Urlaubsbericht folgt..heute eine Sache die mir sehr am Herzen liegt und vielleicht wohnt ja wer nahe und mag da auch mal hin. Es ist noch die nächsten 2 Wochenenden Gelegenheit dazu.
Es handelt sich hierbei um eine Familie welche seit 1966 in größeren Abständen (meist 4 Jahre) auf einer Waldbühne sehr tolle Märchen aufführt.
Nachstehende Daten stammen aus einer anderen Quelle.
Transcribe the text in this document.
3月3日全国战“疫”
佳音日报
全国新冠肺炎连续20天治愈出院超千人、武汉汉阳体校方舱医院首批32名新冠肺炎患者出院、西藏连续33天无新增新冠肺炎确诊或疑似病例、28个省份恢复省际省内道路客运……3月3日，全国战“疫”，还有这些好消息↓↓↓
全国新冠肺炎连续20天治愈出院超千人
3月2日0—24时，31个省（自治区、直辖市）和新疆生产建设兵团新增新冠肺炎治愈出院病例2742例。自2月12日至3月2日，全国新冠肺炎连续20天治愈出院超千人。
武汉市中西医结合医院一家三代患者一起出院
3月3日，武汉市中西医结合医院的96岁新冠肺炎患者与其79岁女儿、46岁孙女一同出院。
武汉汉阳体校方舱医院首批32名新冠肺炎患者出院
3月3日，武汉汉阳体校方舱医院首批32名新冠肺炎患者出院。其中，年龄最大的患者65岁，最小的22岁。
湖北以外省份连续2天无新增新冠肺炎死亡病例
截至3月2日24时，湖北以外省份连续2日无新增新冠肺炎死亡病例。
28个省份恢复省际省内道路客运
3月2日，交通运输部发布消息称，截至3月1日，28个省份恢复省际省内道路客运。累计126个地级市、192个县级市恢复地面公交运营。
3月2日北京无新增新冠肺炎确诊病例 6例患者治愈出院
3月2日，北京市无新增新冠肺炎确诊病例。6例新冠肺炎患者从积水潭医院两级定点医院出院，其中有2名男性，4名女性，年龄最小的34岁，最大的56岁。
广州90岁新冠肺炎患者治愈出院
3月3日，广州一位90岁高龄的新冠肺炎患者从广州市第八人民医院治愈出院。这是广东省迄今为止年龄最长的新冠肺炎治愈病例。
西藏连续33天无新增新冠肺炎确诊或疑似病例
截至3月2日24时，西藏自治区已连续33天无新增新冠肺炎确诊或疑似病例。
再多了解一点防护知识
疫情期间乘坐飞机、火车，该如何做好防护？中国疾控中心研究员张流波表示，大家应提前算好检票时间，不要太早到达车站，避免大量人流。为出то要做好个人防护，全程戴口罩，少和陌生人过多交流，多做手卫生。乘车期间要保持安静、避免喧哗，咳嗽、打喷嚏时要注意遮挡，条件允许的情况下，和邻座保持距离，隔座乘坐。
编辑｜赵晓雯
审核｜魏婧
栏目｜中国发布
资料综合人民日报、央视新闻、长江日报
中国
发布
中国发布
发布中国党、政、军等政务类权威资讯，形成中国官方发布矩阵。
Ihre eigene Waldbühne, selber gebaut per Hand von 1963-65. Selber getextet, musiziert....alles drumherum selber ausarbeitet und umsetzt...
Hans Arenhövel hieß der Begründer (1911-1996). Er hat 8 Kinder und diese setzen die Märchenspielerei nun fort. Drei Generationen spielen mittlerweile mit. Da einige der Kinder bereits etliche Enkel haben.
So hieß es heute Vorhang auf für "Quakuschka- Die Froschprinzessin"
Inspiriert durch russische Lieder und Kompositionen wurden Begleitmelodien gespielt. Auf dem einen Bild sieht man mehr oder weniger gut einen der Arenhövelsöhne- jener, welcher die Leitung inne hat. Sowohl fürs Darstellerische als auch die musikalischen Einlagen und Kompositionen. Es ist jener mit dem blauen Gewand mit der Geige in der Hand.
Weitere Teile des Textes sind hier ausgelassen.